Lebih jauh, studi tersebut menemukan bahwa 25 persen kota terpadat di dunia menghadapi dampak ekstrem perubahan iklim, meskipun dengan manifestasi yang beragam. Kolombo (Sri Lanka) dan Mumbai (India), misalnya, mengalami peningkatan curah hujan yang signifikan, sementara Kairo (Mesir) dan Hong Kong menunjukkan tren kekeringan yang semakin intensif. Asia Selatan dan Asia Tenggara, menurut studi ini, menghadapi tren peningkatan curah hujan yang signifikan, sementara Eropa, Timur Tengah, dan Afrika Utara mengalami tren kekeringan yang semakin mengkhawatirkan.

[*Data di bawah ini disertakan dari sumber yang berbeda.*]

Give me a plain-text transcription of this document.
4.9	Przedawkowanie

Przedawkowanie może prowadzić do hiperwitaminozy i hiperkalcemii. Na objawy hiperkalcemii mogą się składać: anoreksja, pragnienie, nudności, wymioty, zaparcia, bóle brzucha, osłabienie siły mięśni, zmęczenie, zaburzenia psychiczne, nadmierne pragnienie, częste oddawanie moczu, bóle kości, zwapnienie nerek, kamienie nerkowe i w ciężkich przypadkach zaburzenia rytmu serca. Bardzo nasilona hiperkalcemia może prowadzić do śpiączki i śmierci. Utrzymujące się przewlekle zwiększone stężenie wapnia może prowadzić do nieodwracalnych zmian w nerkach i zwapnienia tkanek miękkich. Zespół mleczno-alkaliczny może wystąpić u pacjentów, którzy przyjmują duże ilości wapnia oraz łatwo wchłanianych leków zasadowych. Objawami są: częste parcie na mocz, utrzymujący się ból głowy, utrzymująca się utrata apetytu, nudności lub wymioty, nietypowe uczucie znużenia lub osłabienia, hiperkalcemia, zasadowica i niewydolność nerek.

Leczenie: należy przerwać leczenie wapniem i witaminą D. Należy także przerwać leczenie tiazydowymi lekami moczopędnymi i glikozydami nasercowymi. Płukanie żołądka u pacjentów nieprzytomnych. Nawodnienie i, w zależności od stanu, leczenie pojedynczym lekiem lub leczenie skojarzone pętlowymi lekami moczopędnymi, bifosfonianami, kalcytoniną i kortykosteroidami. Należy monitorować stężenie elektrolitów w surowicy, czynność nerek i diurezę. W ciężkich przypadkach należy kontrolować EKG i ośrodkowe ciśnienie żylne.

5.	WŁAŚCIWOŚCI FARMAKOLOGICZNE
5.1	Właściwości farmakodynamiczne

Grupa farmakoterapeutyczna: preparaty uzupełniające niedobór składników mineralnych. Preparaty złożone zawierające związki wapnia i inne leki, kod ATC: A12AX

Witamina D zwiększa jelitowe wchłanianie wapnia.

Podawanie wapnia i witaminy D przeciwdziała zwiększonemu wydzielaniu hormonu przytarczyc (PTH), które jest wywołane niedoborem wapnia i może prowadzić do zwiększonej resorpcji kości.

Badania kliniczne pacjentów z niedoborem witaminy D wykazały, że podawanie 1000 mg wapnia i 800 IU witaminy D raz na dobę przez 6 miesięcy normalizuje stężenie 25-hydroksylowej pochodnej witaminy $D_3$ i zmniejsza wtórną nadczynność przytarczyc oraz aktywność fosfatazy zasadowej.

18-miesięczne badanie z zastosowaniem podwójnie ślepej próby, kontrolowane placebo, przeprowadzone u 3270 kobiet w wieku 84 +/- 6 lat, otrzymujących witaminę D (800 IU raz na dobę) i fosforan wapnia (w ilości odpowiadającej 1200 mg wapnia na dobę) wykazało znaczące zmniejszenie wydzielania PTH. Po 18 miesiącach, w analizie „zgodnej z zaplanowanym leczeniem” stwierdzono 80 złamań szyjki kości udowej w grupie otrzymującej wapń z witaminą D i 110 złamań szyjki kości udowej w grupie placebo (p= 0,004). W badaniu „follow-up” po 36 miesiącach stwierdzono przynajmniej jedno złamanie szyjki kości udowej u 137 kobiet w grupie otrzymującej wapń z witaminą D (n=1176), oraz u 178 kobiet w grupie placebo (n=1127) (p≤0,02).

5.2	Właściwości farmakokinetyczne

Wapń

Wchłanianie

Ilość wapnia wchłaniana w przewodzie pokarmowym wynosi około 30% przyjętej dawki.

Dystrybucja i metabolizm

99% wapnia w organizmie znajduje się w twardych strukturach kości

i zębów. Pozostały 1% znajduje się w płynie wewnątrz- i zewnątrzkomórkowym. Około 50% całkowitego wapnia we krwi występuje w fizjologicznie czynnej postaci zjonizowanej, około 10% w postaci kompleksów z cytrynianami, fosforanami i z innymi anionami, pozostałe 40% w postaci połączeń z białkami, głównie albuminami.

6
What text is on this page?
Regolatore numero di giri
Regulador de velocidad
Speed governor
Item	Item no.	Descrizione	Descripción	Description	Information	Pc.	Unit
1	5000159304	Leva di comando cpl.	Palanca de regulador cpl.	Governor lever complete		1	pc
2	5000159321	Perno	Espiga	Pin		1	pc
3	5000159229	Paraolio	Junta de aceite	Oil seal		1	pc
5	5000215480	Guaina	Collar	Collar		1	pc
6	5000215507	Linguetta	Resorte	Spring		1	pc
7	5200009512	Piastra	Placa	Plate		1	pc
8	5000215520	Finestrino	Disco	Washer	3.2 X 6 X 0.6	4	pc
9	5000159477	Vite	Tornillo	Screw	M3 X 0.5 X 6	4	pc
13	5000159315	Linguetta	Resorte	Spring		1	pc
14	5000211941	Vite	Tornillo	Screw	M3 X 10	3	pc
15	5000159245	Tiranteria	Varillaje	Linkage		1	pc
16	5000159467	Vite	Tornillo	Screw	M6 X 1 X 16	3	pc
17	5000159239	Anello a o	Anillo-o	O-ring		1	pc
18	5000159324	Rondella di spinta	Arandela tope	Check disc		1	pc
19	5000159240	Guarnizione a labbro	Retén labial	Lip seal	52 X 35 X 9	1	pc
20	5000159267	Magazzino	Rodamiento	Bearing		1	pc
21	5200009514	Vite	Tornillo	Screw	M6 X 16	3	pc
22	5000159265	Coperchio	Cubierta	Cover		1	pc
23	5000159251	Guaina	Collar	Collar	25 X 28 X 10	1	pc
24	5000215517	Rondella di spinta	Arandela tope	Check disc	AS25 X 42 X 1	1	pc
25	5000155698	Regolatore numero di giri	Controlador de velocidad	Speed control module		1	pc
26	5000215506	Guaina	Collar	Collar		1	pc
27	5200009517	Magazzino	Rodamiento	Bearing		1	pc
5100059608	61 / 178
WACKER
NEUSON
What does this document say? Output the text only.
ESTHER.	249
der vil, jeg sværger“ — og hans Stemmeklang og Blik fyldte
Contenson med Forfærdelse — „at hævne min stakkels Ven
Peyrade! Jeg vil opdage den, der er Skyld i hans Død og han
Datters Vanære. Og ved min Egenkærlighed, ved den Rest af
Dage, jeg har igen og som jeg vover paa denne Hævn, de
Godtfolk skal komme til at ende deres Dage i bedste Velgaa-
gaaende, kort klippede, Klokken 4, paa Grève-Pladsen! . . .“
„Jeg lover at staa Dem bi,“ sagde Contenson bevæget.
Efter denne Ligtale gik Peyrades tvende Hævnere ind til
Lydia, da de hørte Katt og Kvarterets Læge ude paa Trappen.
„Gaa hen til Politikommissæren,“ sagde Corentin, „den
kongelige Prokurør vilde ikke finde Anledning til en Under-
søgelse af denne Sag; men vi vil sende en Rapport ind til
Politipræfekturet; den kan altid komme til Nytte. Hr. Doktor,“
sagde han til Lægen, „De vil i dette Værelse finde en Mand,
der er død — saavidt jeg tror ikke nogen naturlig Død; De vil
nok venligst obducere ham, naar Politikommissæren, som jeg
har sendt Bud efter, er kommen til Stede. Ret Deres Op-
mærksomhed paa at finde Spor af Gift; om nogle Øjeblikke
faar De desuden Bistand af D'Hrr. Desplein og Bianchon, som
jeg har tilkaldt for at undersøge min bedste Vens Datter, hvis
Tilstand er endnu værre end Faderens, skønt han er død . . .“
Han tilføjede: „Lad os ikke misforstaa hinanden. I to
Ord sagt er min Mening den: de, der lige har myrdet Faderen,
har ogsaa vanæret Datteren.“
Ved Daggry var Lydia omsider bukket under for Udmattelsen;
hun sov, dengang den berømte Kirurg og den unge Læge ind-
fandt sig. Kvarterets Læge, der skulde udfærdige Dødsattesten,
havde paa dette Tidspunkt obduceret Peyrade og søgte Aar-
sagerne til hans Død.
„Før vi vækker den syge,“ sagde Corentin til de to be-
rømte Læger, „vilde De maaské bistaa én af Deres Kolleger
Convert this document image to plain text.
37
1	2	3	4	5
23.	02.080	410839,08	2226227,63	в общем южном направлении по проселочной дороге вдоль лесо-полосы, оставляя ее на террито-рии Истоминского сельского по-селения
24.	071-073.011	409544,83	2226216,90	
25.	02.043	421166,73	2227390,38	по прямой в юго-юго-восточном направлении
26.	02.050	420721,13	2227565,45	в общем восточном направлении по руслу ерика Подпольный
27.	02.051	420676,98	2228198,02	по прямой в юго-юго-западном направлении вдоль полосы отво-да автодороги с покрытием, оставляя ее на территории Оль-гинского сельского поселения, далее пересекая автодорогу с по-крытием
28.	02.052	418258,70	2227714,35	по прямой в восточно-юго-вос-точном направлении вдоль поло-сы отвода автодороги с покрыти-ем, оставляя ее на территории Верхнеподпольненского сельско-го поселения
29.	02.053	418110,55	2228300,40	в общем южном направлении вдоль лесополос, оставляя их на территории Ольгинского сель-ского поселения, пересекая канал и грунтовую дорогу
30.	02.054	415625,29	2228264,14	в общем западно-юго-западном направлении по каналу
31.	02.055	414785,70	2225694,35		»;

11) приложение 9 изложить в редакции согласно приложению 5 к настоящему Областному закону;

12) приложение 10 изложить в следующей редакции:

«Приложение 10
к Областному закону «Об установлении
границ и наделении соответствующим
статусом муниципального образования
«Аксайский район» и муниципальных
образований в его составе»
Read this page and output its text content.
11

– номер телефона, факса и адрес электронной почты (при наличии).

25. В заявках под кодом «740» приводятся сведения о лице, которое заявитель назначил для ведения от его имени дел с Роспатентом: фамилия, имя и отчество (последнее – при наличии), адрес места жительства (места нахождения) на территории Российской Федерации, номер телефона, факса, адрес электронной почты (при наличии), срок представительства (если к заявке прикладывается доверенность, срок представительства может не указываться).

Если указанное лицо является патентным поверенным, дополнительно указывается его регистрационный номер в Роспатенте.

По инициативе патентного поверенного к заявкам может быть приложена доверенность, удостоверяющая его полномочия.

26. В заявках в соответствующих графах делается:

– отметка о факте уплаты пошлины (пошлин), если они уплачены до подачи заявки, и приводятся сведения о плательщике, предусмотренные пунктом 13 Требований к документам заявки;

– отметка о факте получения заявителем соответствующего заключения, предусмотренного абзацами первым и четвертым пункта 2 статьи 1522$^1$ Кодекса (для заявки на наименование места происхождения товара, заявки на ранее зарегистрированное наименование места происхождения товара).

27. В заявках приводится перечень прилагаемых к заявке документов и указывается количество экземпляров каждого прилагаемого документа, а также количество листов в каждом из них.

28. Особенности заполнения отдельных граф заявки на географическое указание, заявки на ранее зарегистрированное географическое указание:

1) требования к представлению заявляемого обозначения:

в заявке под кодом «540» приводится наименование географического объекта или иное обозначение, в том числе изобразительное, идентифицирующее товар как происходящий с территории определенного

Meskipun beberapa kota telah berinvestasi dalam infrastruktur untuk mengelola kelangkaan air atau mengurangi kerusakan akibat banjir, Singer memperingatkan bahwa upaya adaptasi perlu ditingkatkan secara signifikan untuk menghadapi tantangan yang semakin kompleks di masa mendatang.
Kesimpulannya, studi ini memberikan gambaran yang mengkhawatirkan tentang dampak perubahan iklim terhadap kota-kota besar di seluruh dunia. Jakarta dan Hangzhou hanyalah contoh dari banyak kota yang terdampak parah. Penting bagi pemerintah dan komunitas global untuk meningkatkan upaya mitigasi dan adaptasi perubahan iklim untuk mencegah dampak yang lebih buruk di masa depan. Investasi dalam infrastruktur yang tangguh terhadap perubahan iklim dan strategi manajemen sumber daya air yang berkelanjutan menjadi kunci untuk menghadapi tantangan ini.